Interesting Marketing Techniques of Video Games

I’ve been learning about marketing and the business aspects of game development in my Game Design class. Coincidentally I saw a tweet that made me think about this a little more. AAA games are being developed for 20-40 million dollars. Then there’s another 10 million odd dollars they spend on marketing. Having ads before the Star Wars movie to having front isle display pieces and kiosks.


Marketing can be done in different forms.

Ad Campaigns:

The most recent one I saw was Uncharted 4’s campaign before the Star Wars movie. It was this heartwarming story-like ad which talked about the emotions of the characters and how the game has evolved to what it is today. It was an impressive ad but ofcourse was in CG. It was the perfect time slot for a game that massive. It captured the right audience to a good extent as well.

In-game Ads:

The typical model chosen by most mobile developers is to have ads in their game. InMobi has introduced this new feature wherein you can actually play the game while the ad pops up. The ad loads a level in the game and it helps the guest understand the most fun part of the game. Its like a mini-game inside a game.



This is the reason why I started writing about this. I came across this marketing channel recently from Neil Druckmann’s tweet. It is possible to tie up with Amazon and have packaging boxes with the game’s branding on it. I thought this was quite an interesting take on marketing. I was reading up on this and I noticed even Call of Duty did it about 4 years back. They also have a unique URL to the game on Amazon. I feel this is a powerful way of marketing the game. In a country where there are a ton of packaging boxes being used a day, this approach helps reach the audience that might not be hooked onto IGN or GameSpot.

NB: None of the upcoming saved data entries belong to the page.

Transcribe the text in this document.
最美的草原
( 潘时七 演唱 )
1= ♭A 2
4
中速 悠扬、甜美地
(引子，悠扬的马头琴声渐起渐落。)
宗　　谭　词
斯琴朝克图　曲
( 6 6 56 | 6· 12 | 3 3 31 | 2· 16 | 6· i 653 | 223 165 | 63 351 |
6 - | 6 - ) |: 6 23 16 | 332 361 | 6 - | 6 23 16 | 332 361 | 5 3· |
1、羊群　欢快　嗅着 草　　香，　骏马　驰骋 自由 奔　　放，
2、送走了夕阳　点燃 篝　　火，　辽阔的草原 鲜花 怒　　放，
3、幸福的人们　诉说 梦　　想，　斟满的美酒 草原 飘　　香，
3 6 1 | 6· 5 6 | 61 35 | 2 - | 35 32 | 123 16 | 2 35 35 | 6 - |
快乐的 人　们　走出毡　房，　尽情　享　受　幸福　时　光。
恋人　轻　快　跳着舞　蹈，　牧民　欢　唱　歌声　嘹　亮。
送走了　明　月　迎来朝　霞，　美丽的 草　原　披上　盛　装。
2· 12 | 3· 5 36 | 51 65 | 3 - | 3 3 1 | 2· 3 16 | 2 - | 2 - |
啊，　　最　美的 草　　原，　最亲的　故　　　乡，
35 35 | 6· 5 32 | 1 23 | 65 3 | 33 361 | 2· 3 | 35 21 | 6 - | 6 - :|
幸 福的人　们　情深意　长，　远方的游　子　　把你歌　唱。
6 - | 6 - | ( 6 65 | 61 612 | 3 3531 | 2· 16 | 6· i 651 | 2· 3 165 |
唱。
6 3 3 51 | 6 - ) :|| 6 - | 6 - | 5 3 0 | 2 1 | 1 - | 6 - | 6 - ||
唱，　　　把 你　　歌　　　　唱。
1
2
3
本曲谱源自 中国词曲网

Naughty Dog is doing the same with Uncharted. Here’s the packaging for the same:


Here’s the tweet I was talking about:


2 thoughts on “Interesting Marketing Techniques of Video Games

  1. Super interested in the game-as-advertisement. It kind of points to an interesting way to incorporate mini-games within a game… reminds me of footnotes in a book. Could do an interesting mechanic kind of echoing David Foster Wallace’s use of footnotes in his work. (See:

    As for seeing a trailer for a game at a movie–the first time that I saw one was before the latest Hunger Games movie. There were several game trailers, including a trailer for an e-sports competition. It felt like a big moment to me… I think it spoke to the storytelling aspirations of those games, that they were self-consciously appealing to story-consumers as well as gamers. What this means for those games and for the industry at large could be very interesting in terms of how narrative gets prioritized as the gaming demographic expands into more narratively-hungry populations.

  2. Finally a post that talks about marketing, I admit I was surprised that not many people did this considering this is an important aspect being in this industry. I would definitely like some more information regarding your thoughts on the different techniques used by marketing departments all around the world for their titles in this industry. What works, not many people know until someone tries something new. The packaging was a definitely a nice addition, I was not aware of that. Overall a concise and informative post. The link at the end is very helpful.